Bayreuth. Alexander Piller ist der dritte Winter-Neuzugang der Bayreuther. Auch er kam aus Schweinfurt und folgte seinem guten Freund Christopher Kracun zur Altstadt. Warum er sich für die SpVgg entschieden hat, was er erwartet und wie seine Eindrücke bisher sind, hat er uns in einem Gespräch erzählt.

BTSZ: Hallo Alexander, bei dir gab es in Schweinfurt auch einige Probleme. Wie kam es zu dem Wechsel?

Alexander Piller: Er war eigentlich nicht geplant, aber es wurde mir gesagt, dass ich keine sportliche Perspektive mehr in Schweinfurt habe. Deswegen habe ich mich in der Winterpause zeitnah nach neuen Vereinen umgeschaut. Am Anfang war ich natürlich sauer, verstehen kann ich es bis heute nicht, aber irgendwann ist es auch okay. Begründet wurde die Entscheidung in Schweinfurt damit, dass sie sportlich nicht mehr mit mir planen.

BTSZ: Wie kam dann der Kontakt nach Bayreuth zu Stande?

Alexander Piller: In den letzten Jahren hatte mich der Wolfgang Mahr immer mal wieder angerufen. Jetzt kam Timo Rost auf mich zu, er hat durch das Gespräch mit dem Christopher Kracun mitbekommen, dass ich auch einen neuen Verein suche. Die Gespräche mit dem Coach waren sehr positiv, ich war gleich überzeugt und wollte unbedingt nach Bayreuth.

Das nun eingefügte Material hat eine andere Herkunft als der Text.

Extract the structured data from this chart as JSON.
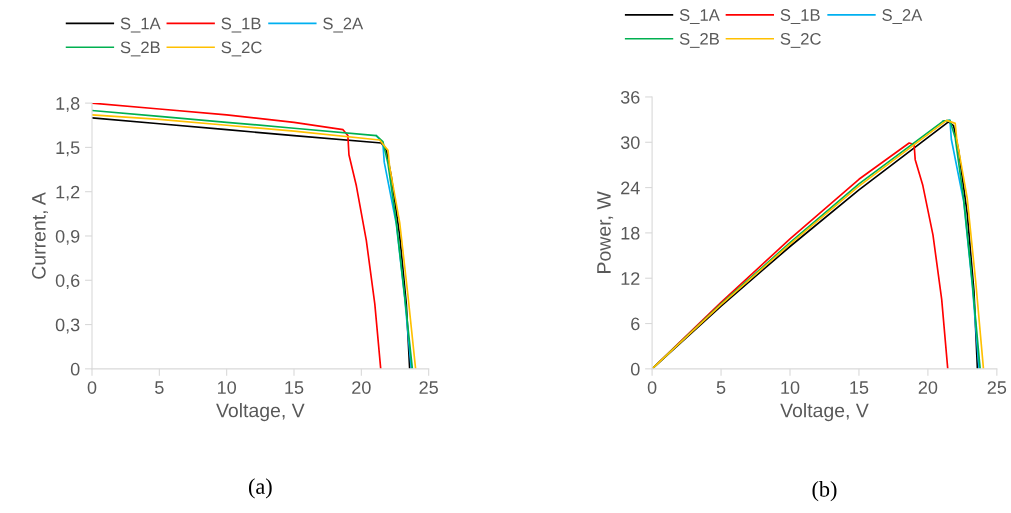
{
  "chart_data": [
    {
      "type": "line",
      "xlabel": "Voltage, V",
      "ylabel": "Current, A",
      "annotations": [
        "(a)"
      ],
      "legend": "top",
      "grid": false,
      "xlim": [
        0,
        25
      ],
      "xticks": [
        0,
        5,
        10,
        15,
        20,
        25
      ],
      "ylim": [
        0,
        1.8
      ],
      "yticks": [
        0,
        {
          "value": 0.3,
          "label": "0,3"
        },
        {
          "value": 0.6,
          "label": "0,6"
        },
        {
          "value": 0.9,
          "label": "0,9"
        },
        {
          "value": 1.2,
          "label": "1,2"
        },
        {
          "value": 1.5,
          "label": "1,5"
        },
        {
          "value": 1.8,
          "label": "1,8"
        }
      ],
      "series": [
        {
          "name": "S_1A",
          "color": "#000000",
          "x": [
            0,
            5,
            10,
            15,
            21.49,
            21.86,
            22.23,
            22.85,
            23.34,
            23.59
          ],
          "values": [
            1.7,
            1.66,
            1.62,
            1.58,
            1.53,
            1.48,
            1.3,
            0.9,
            0.44,
            0
          ]
        },
        {
          "name": "S_1B",
          "color": "#ff0000",
          "x": [
            0,
            5,
            10,
            15,
            18.64,
            19.0,
            19.08,
            19.63,
            20.37,
            21.0,
            21.44
          ],
          "values": [
            1.8,
            1.76,
            1.72,
            1.67,
            1.62,
            1.58,
            1.45,
            1.24,
            0.87,
            0.44,
            0
          ]
        },
        {
          "name": "S_2A",
          "color": "#00b0f0",
          "x": [
            21.1,
            21.6,
            21.7,
            22.6,
            23.22,
            23.71
          ],
          "values": [
            1.58,
            1.53,
            1.4,
            0.98,
            0.48,
            0
          ]
        },
        {
          "name": "S_2B",
          "color": "#00b050",
          "x": [
            0,
            5,
            10,
            15,
            21.11,
            21.6,
            21.98,
            22.6,
            23.22,
            23.79
          ],
          "values": [
            1.75,
            1.71,
            1.67,
            1.63,
            1.58,
            1.54,
            1.39,
            0.99,
            0.49,
            0
          ]
        },
        {
          "name": "S_2C",
          "color": "#ffc000",
          "x": [
            0,
            5,
            10,
            15,
            21.36,
            21.98,
            22.1,
            22.85,
            23.47,
            24.03
          ],
          "values": [
            1.72,
            1.69,
            1.65,
            1.61,
            1.55,
            1.48,
            1.37,
            0.99,
            0.49,
            0
          ]
        }
      ]
    },
    {
      "type": "line",
      "xlabel": "Voltage, V",
      "ylabel": "Power, W",
      "annotations": [
        "(b)"
      ],
      "legend": "top",
      "grid": false,
      "xlim": [
        0,
        25
      ],
      "xticks": [
        0,
        5,
        10,
        15,
        20,
        25
      ],
      "ylim": [
        0,
        36
      ],
      "yticks": [
        0,
        6,
        12,
        18,
        24,
        30,
        36
      ],
      "series": [
        {
          "name": "S_1A",
          "color": "#000000",
          "x": [
            0,
            5,
            10,
            15,
            21.49,
            21.86,
            22.23,
            22.85,
            23.34,
            23.59
          ],
          "values": [
            0,
            8.3,
            16.2,
            23.7,
            32.7,
            32.2,
            28.9,
            20.6,
            10.3,
            0
          ]
        },
        {
          "name": "S_1B",
          "color": "#ff0000",
          "x": [
            0,
            5,
            10,
            15,
            18.64,
            19.0,
            19.08,
            19.63,
            20.37,
            21.0,
            21.44
          ],
          "values": [
            0,
            8.8,
            17.2,
            25.1,
            29.9,
            29.7,
            27.7,
            24.3,
            17.7,
            9.2,
            0
          ]
        },
        {
          "name": "S_2A",
          "color": "#00b0f0",
          "x": [
            21.1,
            21.6,
            21.7,
            22.6,
            23.22,
            23.71
          ],
          "values": [
            32.8,
            32.9,
            30.4,
            22.1,
            11.1,
            0
          ]
        },
        {
          "name": "S_2B",
          "color": "#00b050",
          "x": [
            0,
            5,
            10,
            15,
            21.11,
            21.6,
            21.98,
            22.6,
            23.22,
            23.79
          ],
          "values": [
            0,
            8.6,
            16.7,
            24.5,
            32.8,
            32.9,
            30.6,
            22.4,
            11.4,
            0
          ]
        },
        {
          "name": "S_2C",
          "color": "#ffc000",
          "x": [
            0,
            5,
            10,
            15,
            21.36,
            21.98,
            22.1,
            22.85,
            23.47,
            24.03
          ],
          "values": [
            0,
            8.5,
            16.5,
            24.2,
            32.9,
            32.5,
            30.3,
            22.6,
            11.5,
            0
          ]
        }
      ]
    }
  ]
}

BTSZ: Welchen Einfluss hatte Christopher Kracun bei dem Wechsel?

Alexander Piller: Schon einen großen, wir haben jeden Tag telefoniert und Kontakt gehabt, er hat mir viele positive Sachen erzählt und war voll überzeugt von der SpVgg. Dann dachte ich mir: ‘Okay, wenn er so gut darüber redet, muss es passen’. Wir sind auch privat sehr gut befreundet, machen auch außerhalb des Fußballs einiges zusammen. Deswegen ist mir seine Meinung schon sehr wichtig.

BTSZ: Beinahe wärst du ja schon im Sommer bei der Altstadt gelandet.

Alexander Piller: Genau. Damals war es nur noch unsicher, in welcher Klasse Bayreuth spielen wird, deswegen habe ich mich am Ende für Schweinfurt entschieden. Aber auch im Sommer hatte ich schon ein gutes Gefühl, nur die Unsicherheit war eben zu groß.

BTSZ: Auf was kommt es für Dich persönlich jetzt an?

Alexander Piller: Für mich ist es wichtig, Spaß am Fußball zu haben und stetig meine Leistungen zu bringen. Ich will viele Minuten spielen und das ein oder andere Tor machen. Und ich glaube, mit Bayreuth sieht es dahingehend sehr gut aus.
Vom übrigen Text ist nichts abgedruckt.